Trabalhadores da grande distribuição protestaram contra a desigualdade laboral em Portimão

O Sindicato dos Trabalhadores do Comércio, Escritórios e Serviços de Portugal (CESP) marcou uma jornada de luta relativa às condições de laboração dos funcionários afetos à grande distribuição. No Algarve, um dos primeiros protestos decorreu na segunda-feira, 5 de fevereiro, à porta do hipermercado «Continente», no Cabeço do Mocho, em Portimão.

Cerca de duas dezenas de colaboradores de unidades locais juntaram-se à manifestação para reivindicar melhores condições. Ao «barlavento», Maria José Madeira, da delegação regional do CESP, que tem uma filial em Portimão, explicou que «o contrato da grande distribuição está bloqueado» e o que está em causa é o desbloqueio da contratação coletiva, «até porque é a única forma que os trabalhadores têm de conseguir ter salários equiparados, de acordo com a função que desempenham, de norte a sul do país».

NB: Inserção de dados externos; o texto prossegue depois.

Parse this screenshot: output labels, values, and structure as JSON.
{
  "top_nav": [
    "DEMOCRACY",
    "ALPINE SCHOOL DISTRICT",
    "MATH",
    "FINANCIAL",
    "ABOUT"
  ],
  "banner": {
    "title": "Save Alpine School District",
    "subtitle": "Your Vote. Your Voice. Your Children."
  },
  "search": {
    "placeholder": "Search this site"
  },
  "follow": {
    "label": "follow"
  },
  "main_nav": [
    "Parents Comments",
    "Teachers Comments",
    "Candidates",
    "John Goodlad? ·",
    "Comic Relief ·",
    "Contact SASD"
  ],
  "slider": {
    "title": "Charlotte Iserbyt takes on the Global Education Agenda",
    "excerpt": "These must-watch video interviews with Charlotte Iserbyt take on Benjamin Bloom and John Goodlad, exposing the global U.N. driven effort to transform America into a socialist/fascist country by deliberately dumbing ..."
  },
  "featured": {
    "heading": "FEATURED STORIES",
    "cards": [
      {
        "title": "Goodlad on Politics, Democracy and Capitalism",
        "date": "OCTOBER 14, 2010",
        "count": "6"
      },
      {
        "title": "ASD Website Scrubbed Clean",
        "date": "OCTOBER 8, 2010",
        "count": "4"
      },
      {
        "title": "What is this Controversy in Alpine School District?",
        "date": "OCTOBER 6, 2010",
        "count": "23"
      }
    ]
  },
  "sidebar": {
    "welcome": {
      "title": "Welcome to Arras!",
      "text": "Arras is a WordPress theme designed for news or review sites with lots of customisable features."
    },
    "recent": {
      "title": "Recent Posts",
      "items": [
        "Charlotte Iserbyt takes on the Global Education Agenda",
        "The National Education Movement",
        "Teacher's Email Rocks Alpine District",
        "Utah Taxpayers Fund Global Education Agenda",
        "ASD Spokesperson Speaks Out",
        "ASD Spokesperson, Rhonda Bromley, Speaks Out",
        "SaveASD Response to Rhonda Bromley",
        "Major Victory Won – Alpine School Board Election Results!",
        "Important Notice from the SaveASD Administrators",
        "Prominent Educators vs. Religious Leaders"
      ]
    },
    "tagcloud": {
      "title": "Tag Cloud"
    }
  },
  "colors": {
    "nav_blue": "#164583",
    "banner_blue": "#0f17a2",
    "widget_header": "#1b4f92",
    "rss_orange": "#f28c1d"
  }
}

Segundo esta responsável, outro dos motivos que estão na base do protesto é a existência de duas tabelas (A e B), sendo que a tabela A apenas é aplicada em três distritos (Porto, Lisboa e Setúbal), enquanto que no resto do país está em vigor a tabela B. Por isso, a sindicalista considera necessário que a tabela B seja extinta. Na prática, esta diferenciação afeta o montante pago aos trabalhadores a nível da remuneração mensal. «É injusto trabalhadores da mesma empresa, do mesmo grupo, com a mesma categoria profissional terem salários diferentes», denunciou Maria José Madeira.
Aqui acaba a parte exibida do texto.